At the university Erasmus took pupils to finance his own classical studies and began writing study notes on Latin sources that would soon develop into standard texts. By 1502 he was reading the works of the 3rd century Greek writer Origen and of other early Christian philosophers and concluded that "monasticism is not piety."

A trip to England opened the opportunity to travel to Italy as the tutor of the sons of the physician to the future king Henry VIII. In Venice he published the Adagia, an enlarged version of a text written in 1500 in Paris. It contained over 3,000 entries of Greek and Latin proverbs and sayings and made his name famous around Europe.

Erasmus returned to England in 1509. For the next five years he lectured in Cambridge. In 1514 he travelled to Basel (Switzerland) to oversee the publication of an enlarged and revised edition of his Adagia, which he developed into a criticism of church practices: popes who went to war, imitating Caesar rather then Christ; potentates who provoked war for reasons of vanity; priests who praised their actions and kept control of the masses through superstition.

The next years were spent in Brabant at the court of the Netherlands, were Erasmus was named honorary councillor to the future king Charles V. In his writings he promoted a new theological education based on the study of languages and the classical sources. As a member of the theological faculty of nearby Louvain he supported the establishment of the Trilingual College with chairs in Latin, Greek and Hebrew and published an annotated Greek edition of the New Testament.

At the same time a more radical theological challenge developed in Germany, where Luther questioned the authority of the pope and preached that salvation does not require priestly absolution but can be achieved through faith alone. Erasmus developed an extensive correspondence with Luther.

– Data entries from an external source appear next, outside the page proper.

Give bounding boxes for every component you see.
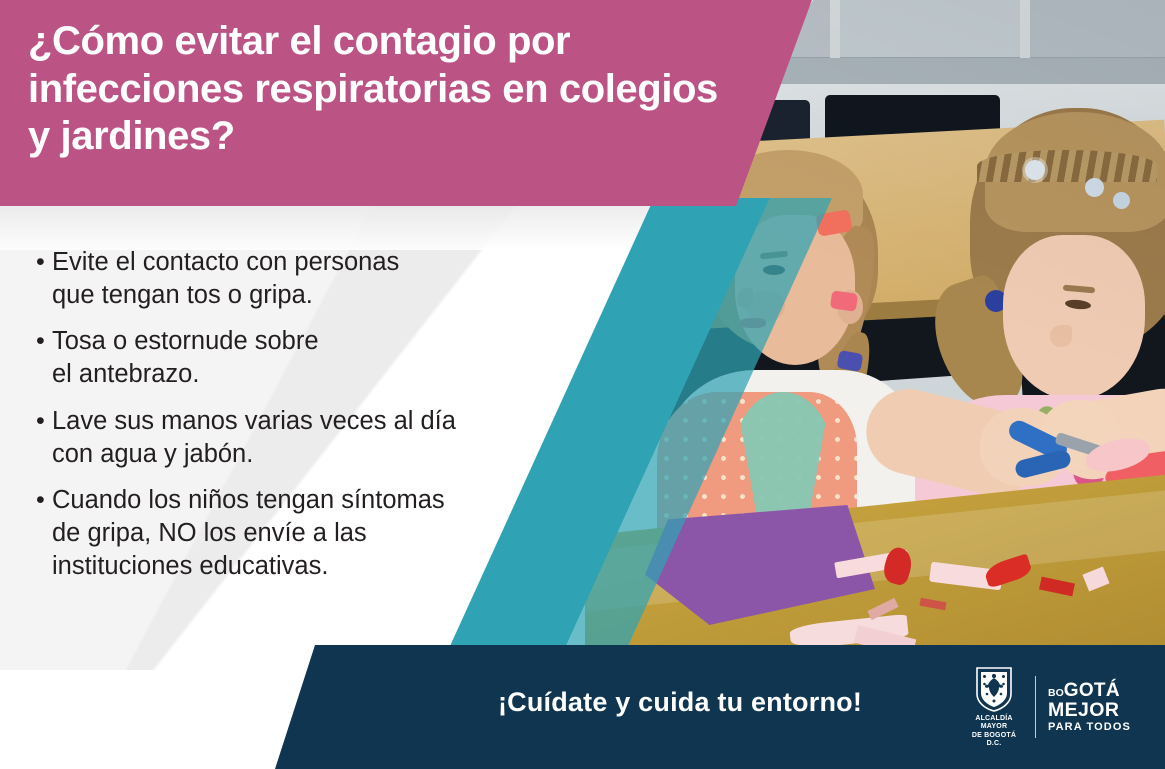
bogota-mejor-para-todos-slogan: BOGOTÁ MEJOR PARA TODOS	[1048, 682, 1131, 733]
slogan-line-1: GOTÁ	[1064, 680, 1120, 701]
list-item-label: Tosa o estornude sobre el antebrazo.	[52, 325, 319, 391]
list-item: • Evite el contacto con personas que ten…	[36, 246, 556, 312]
alcaldia-caption-line1: ALCALDÍA MAYOR	[965, 715, 1023, 732]
page-title: ¿Cómo evitar el contagio por infecciones…	[28, 18, 748, 161]
call-to-action-text: ¡Cuídate y cuida tu entorno!	[370, 687, 990, 718]
recommendations-list: • Evite el contacto con personas que ten…	[36, 246, 556, 596]
bullet-icon: •	[36, 405, 52, 471]
header-banner: ¿Cómo evitar el contagio por infecciones…	[0, 0, 820, 206]
list-item: • Lave sus manos varias veces al día con…	[36, 405, 556, 471]
infographic-poster: ¿Cómo evitar el contagio por infecciones…	[0, 0, 1165, 769]
alcaldia-caption-line2: DE BOGOTÁ D.C.	[965, 732, 1023, 749]
slogan-line-3: PARA TODOS	[1048, 722, 1131, 733]
list-item: • Cuando los niños tengan síntomas de gr…	[36, 484, 556, 583]
list-item: • Tosa o estornude sobre el antebrazo.	[36, 325, 556, 391]
bullet-icon: •	[36, 246, 52, 312]
list-item-label: Lave sus manos varias veces al día con a…	[52, 405, 456, 471]
slogan-prefix: BO	[1048, 687, 1064, 699]
brand-divider	[1035, 676, 1036, 738]
slogan-row-1: BOGOTÁ	[1048, 682, 1131, 700]
bullet-icon: •	[36, 484, 52, 583]
footer-banner: ¡Cuídate y cuida tu entorno!	[275, 645, 1165, 769]
alcaldia-caption: ALCALDÍA MAYOR DE BOGOTÁ D.C.	[965, 715, 1023, 748]
alcaldia-mayor-logo: ALCALDÍA MAYOR DE BOGOTÁ D.C.	[965, 666, 1023, 748]
bogota-coat-of-arms-icon	[974, 666, 1014, 712]
list-item-label: Cuando los niños tengan síntomas de grip…	[52, 484, 445, 583]
slogan-line-2: MEJOR	[1048, 701, 1131, 720]
bogota-brand-lockup: ALCALDÍA MAYOR DE BOGOTÁ D.C. BOGOTÁ MEJ…	[965, 661, 1155, 753]
list-item-label: Evite el contacto con personas que tenga…	[52, 246, 399, 312]
bullet-icon: •	[36, 325, 52, 391]
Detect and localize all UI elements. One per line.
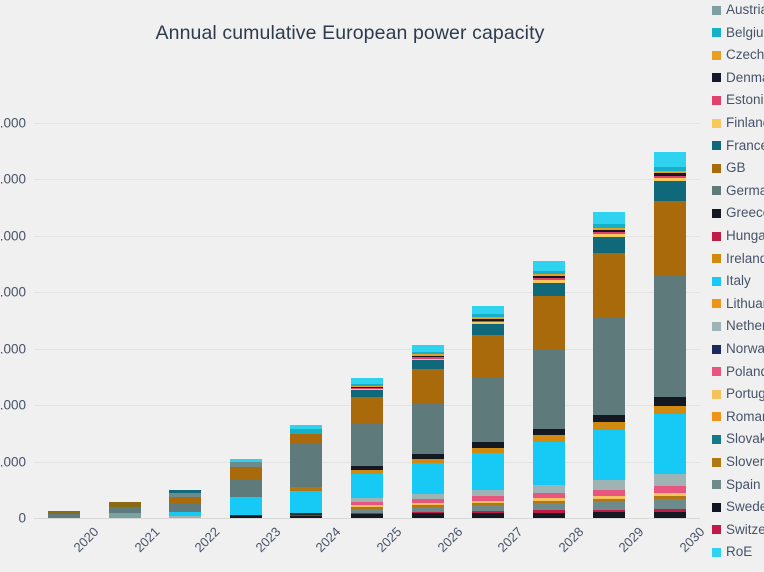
plot-area [34,66,700,518]
bar-segment-france[interactable] [533,283,565,297]
legend-label: Portugal [726,386,764,402]
x-axis-tick-label-2029: 2029 [616,524,647,555]
legend-item-germany[interactable]: Germany [712,183,764,199]
legend-item-greece[interactable]: Greece [712,205,764,221]
legend-swatch-icon [712,209,721,218]
bar-segment-netherlands[interactable] [593,480,625,490]
bar-segment-roe[interactable] [472,306,504,314]
bar-segment-germany[interactable] [593,317,625,415]
bar-segment-gb[interactable] [290,434,322,444]
legend-item-portugal[interactable]: Portugal [712,386,764,402]
bar-segment-germany[interactable] [654,276,686,397]
legend-swatch-icon [712,254,721,263]
bar-segment-germany[interactable] [472,378,504,442]
bar-segment-italy[interactable] [533,442,565,485]
legend-item-switzerland[interactable]: Switzerland [712,522,764,538]
bar-2029[interactable] [593,196,625,518]
bar-segment-ireland[interactable] [654,406,686,415]
legend-label: Austria [726,2,764,18]
bar-segment-netherlands[interactable] [472,490,504,497]
legend-label: Germany [726,183,764,199]
legend-swatch-icon [712,28,721,37]
bar-segment-france[interactable] [593,237,625,253]
bar-segment-italy[interactable] [472,453,504,489]
legend-label: Italy [726,273,751,289]
legend-label: Hungary [726,228,764,244]
legend-item-estonia[interactable]: Estonia [712,92,764,108]
legend-item-gb[interactable]: GB [712,160,746,176]
legend-swatch-icon [712,322,721,331]
legend-item-denmark[interactable]: Denmark [712,70,764,86]
bar-2028[interactable] [533,251,565,518]
legend-item-ireland[interactable]: Ireland [712,251,764,267]
legend-swatch-icon [712,458,721,467]
legend-item-hungary[interactable]: Hungary [712,228,764,244]
legend-label: Romania [726,409,764,425]
x-axis-tick-label-2028: 2028 [555,524,586,555]
legend-item-slovakia[interactable]: Slovakia [712,431,764,447]
legend-swatch-icon [712,186,721,195]
legend-label: Ireland [726,251,764,267]
x-axis-tick-label-2024: 2024 [313,524,344,555]
bar-segment-roe[interactable] [533,261,565,271]
legend-item-roe[interactable]: RoE [712,544,752,560]
bar-2020[interactable] [48,511,80,518]
bar-2021[interactable] [109,502,141,518]
bar-segment-france[interactable] [472,324,504,335]
legend-swatch-icon [712,164,721,173]
x-axis-tick-label-2027: 2027 [495,524,526,555]
bar-segment-roe[interactable] [412,345,444,352]
legend-label: France [726,138,764,154]
bar-segment-germany[interactable] [533,349,565,429]
legend-item-norway[interactable]: Norway [712,341,764,357]
bar-segment-germany[interactable] [290,444,322,487]
y-axis-tick-label: 0 [18,511,26,526]
x-axis-tick-label-2026: 2026 [434,524,465,555]
bar-segment-roe[interactable] [593,212,625,224]
bar-segment-netherlands[interactable] [533,485,565,493]
bar-2026[interactable] [412,345,444,518]
legend-swatch-icon [712,480,721,489]
bar-segment-ireland[interactable] [593,422,625,430]
bar-2022[interactable] [169,490,201,518]
legend-label: Estonia [726,92,764,108]
legend-item-italy[interactable]: Italy [712,273,751,289]
bar-segment-germany[interactable] [351,423,383,466]
x-axis-tick-label-2020: 2020 [71,524,102,555]
legend-swatch-icon [712,503,721,512]
y-axis: 01.0002.0003.0004.0005.0006.0007.000 [0,66,30,518]
legend-item-france[interactable]: France [712,138,764,154]
bar-2024[interactable] [290,425,322,518]
bar-segment-italy[interactable] [351,474,383,498]
bar-segment-italy[interactable] [412,463,444,494]
y-axis-tick-label: 6.000 [0,172,26,187]
legend-item-poland[interactable]: Poland [712,364,764,380]
bar-segment-france[interactable] [654,181,686,200]
legend-swatch-icon [712,390,721,399]
legend-label: Greece [726,205,764,221]
bar-segment-spain[interactable] [533,503,565,510]
legend-label: Poland [726,364,764,380]
chart-title: Annual cumulative European power capacit… [0,22,700,45]
legend-item-spain[interactable]: Spain [712,477,761,493]
y-axis-tick-label: 4.000 [0,285,26,300]
bar-segment-poland[interactable] [654,486,686,493]
bar-segment-gb[interactable] [230,467,262,478]
x-axis-tick-label-2022: 2022 [192,524,223,555]
legend-swatch-icon [712,412,721,421]
bar-segment-netherlands[interactable] [654,474,686,486]
legend-label: Belgium [726,25,764,41]
bar-2030[interactable] [654,124,686,518]
legend-label: Switzerland [726,522,764,538]
legend-swatch-icon [712,119,721,128]
legend-item-sweden[interactable]: Sweden [712,499,764,515]
legend-swatch-icon [712,141,721,150]
legend-item-lithuania[interactable]: Lithuania [712,296,764,312]
bar-segment-italy[interactable] [230,497,262,515]
legend-swatch-icon [712,277,721,286]
legend-swatch-icon [712,299,721,308]
legend-swatch-icon [712,6,721,15]
legend-label: Slovakia [726,431,764,447]
legend-swatch-icon [712,548,721,557]
bar-segment-ireland[interactable] [533,435,565,442]
legend-label: Denmark [726,70,764,86]
x-axis-tick-label-2025: 2025 [373,524,404,555]
bar-segment-greece[interactable] [654,397,686,405]
legend-swatch-icon [712,435,721,444]
legend-item-romania[interactable]: Romania [712,409,764,425]
legend-swatch-icon [712,96,721,105]
legend-label: Sweden [726,499,764,515]
bar-segment-germany[interactable] [412,403,444,454]
bar-segment-gb[interactable] [412,369,444,403]
legend-swatch-icon [712,232,721,241]
bar-segment-greece[interactable] [593,415,625,422]
x-axis: 2020202120222023202420252026202720282029… [34,518,700,572]
legend-label: Norway [726,341,764,357]
bar-2023[interactable] [230,459,262,518]
legend-label: Slovenia [726,454,764,470]
bar-segment-germany[interactable] [169,503,201,513]
bar-2025[interactable] [351,384,383,518]
legend-item-czechia[interactable]: Czechia [712,47,764,63]
bar-segment-italy[interactable] [290,491,322,514]
bar-segment-france[interactable] [412,360,444,368]
legend-label: RoE [726,544,752,560]
y-axis-tick-label: 5.000 [0,228,26,243]
legend-swatch-icon [712,345,721,354]
bar-segment-roe[interactable] [654,152,686,166]
bar-2027[interactable] [472,301,504,518]
y-axis-tick-label: 3.000 [0,341,26,356]
bar-segment-gb[interactable] [351,397,383,423]
legend-label: Lithuania [726,296,764,312]
legend-label: Czechia [726,47,764,63]
bar-segment-germany[interactable] [230,479,262,498]
chart-legend: AustriaBelgiumCzechiaDenmarkEstoniaFinla… [704,0,764,572]
legend-label: Netherlands [726,318,764,334]
legend-label: Finland [726,115,764,131]
legend-label: Spain [726,477,761,493]
legend-swatch-icon [712,51,721,60]
bar-segment-spain[interactable] [654,499,686,509]
bar-segment-gb[interactable] [533,296,565,349]
x-axis-tick-label-2021: 2021 [131,524,162,555]
legend-item-netherlands[interactable]: Netherlands [712,318,764,334]
legend-swatch-icon [712,367,721,376]
bar-group [34,66,700,518]
y-axis-tick-label: 2.000 [0,398,26,413]
legend-item-austria[interactable]: Austria [712,2,764,18]
bar-segment-italy[interactable] [593,430,625,480]
legend-item-finland[interactable]: Finland [712,115,764,131]
chart-page: Annual cumulative European power capacit… [0,0,764,572]
bar-segment-gb[interactable] [654,201,686,277]
legend-item-belgium[interactable]: Belgium [712,25,764,41]
bar-segment-italy[interactable] [654,414,686,474]
bar-segment-gb[interactable] [593,253,625,316]
x-axis-tick-label-2023: 2023 [252,524,283,555]
y-axis-tick-label: 1.000 [0,454,26,469]
legend-swatch-icon [712,525,721,534]
y-axis-tick-label: 7.000 [0,115,26,130]
legend-swatch-icon [712,73,721,82]
x-axis-tick-label-2030: 2030 [676,524,707,555]
bar-segment-spain[interactable] [593,501,625,509]
legend-item-slovenia[interactable]: Slovenia [712,454,764,470]
legend-label: GB [726,160,746,176]
bar-segment-gb[interactable] [472,335,504,378]
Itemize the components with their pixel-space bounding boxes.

Although he found many good arguments in Luther's writings and spoke of him in a letter to pope Leo X as "a mighty trumpet of Gospel truth", he made it clear that Luther's ideas were not his, as was often claimed. He rejected the notion of salvation through faith, preferring instead the notion of free choice, and hoped that reform of the Catholic church combined with better education could salvage Christian unity. He wrote to the pope to suggest changes, such as permission for priests to marry. In 1521, when it appeared that the court might request him to write a book against Luther, he left Brabant for Basel, where he instructed his printer not to print works by Luther to avoid confusion of his and Luther's positions.

Although Erasmus was one of the most powerful forces in the movement to adapt Christianity to the social and political developments of the time, he did not engage himself in the battle but remained the intellectual and scholar, who comments on the developments and hopes for compromise: In the chapter Inquisitio de fide ("Investigation about Faith") of his Colloquia, written in Basel during 1522 - 1533, a Catholic is surprised to find that the Lutherans accept all dogmas of the Christian faith.

Erasmus stayed with the Catholic church but had to defend himself against attacks from both sides. Some of his later writings developed into apologetical polemics. When Basel banned Catholicism Erasmus went to Freiburg im Breisgau (Germany). He returned to Basel to oversee the publication of his manual on preaching Ecclesiastes and died in that city.

Erasmus, the greatest scholar of the European civilization during the 16th century, has had an enormous impact on future European thinkers. His unshakeable belief in the value of education helped him lay the foundation of what was to become known as humanist education, the study of the Greek and Latin classics and the historical-critical study of the past. His works, written as study aids, came into use in humanist schools all over Europe. The Catholic church placed many passages from his works on its list of forbidden texts (index expurgatorius) in 1571.